Define the matrix $$\eqalign{ A &= \sqrt{I+\alpha xx^T} \cr A^2 &= I+\alpha xx^T \cr }$$ and define separate variables for the length and direction of the $x$ vector $$\eqalign{ \lambda &= \|x\| \cr n &= \lambda^{-1}x \cr }$$
We can create an ortho-projector $P$ with $n$ in its nullspace $$\eqalign{ P &= I - nn^T \cr P^2 &= P^T = P,\,\,\,\,\,P n &= 0 \cr }$$ Notice that $$\eqalign{ (P+\beta nn^T)^2 &= P + \beta^2 nn^T \cr &= I + (\beta^2-1) nn^T \cr }$$ By choosing $\,\,\beta=\sqrt{1+\alpha\lambda^2}\,\,\,$ we can equate this to $A^2$, which then yields
$$\eqalign{ A &= P+\beta nn^T \cr }$$ Now take the derivative wrt $\alpha$ $$\eqalign{ \frac{dA}{d\alpha} &= \frac{d\beta}{d\alpha}\, nn^T \cr &= \frac{\lambda^2}{2\beta}\,nn^T = \frac{1}{2\beta}xx^T \cr }$$ To find the gradient wrt $x$, start by finding differentials of the relevant quantities $$\eqalign{ d\lambda &= \lambda^{-1}x^Tdx = n^Tdx \cr d\beta &= \frac{\alpha\lambda\,d\lambda}{\beta} = \frac{\alpha\lambda}{\beta}\,n^Tdx \cr dn &= \lambda^{-1}P\,dx \cr dP &= -(dn\,n^T+n\,dn^T)\cr }$$ So the differential of $A$ is easy enough to find $$\eqalign{ dA &= nn^T d\beta + \beta\,d(nn^T) + dP \cr &= nn^T d\beta + (\beta-1)(dn\,n^T+n\,dn^T) \cr &= nn^T\,\frac{\alpha\lambda}{\beta}\,(n^T\,dx) + \frac{\beta-\!1}{\lambda}(P\,dx\,n^T+n\,dx^TP) \cr }$$ but casting this into the form of gradient (i.e. a 3rd order tensor) using standard matrix notation is impossible. You must introduce special (isotropic) higher-order tensors, or resort to vectorization, or to index notation in order to proceed. Index notation is the best route.

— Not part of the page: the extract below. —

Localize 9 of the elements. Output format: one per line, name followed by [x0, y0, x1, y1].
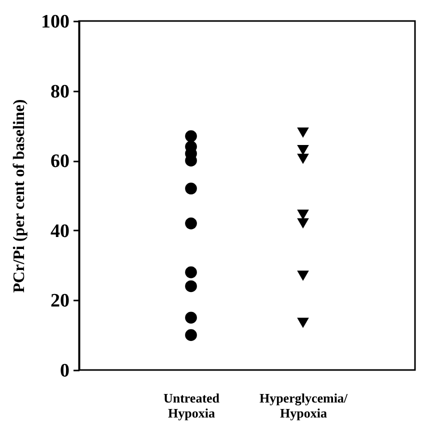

If you contract the differential with matrices from the standard basis $E_{ij}=e_ie_j^T$ you can find the gradient on a component-wise basis
$$\eqalign{ E_{ij}:dA = dA_{ij} &= n_in_j\,\frac{\alpha\lambda}{\beta}\,(n^T\,dx) + \frac{\beta-\!1}{\lambda}(n_jp_i^T\,dx + n_ip_j^Tdx) \cr \frac{\partial A_{ij}}{\partial x} &= n_in_j\,\frac{\alpha\lambda}{\beta}\,n + \frac{\beta-\!1}{\lambda}(n_jp_i + n_ip_j) \cr }$$ where $p_k=Pe_k$ is the $k^{th}$ column of $P$ and $n_k$ is the $k^{th}$ element of $n$.
However, if you just want to calculate how $A$ will change in response to a change in $x$, using the differential is sufficient.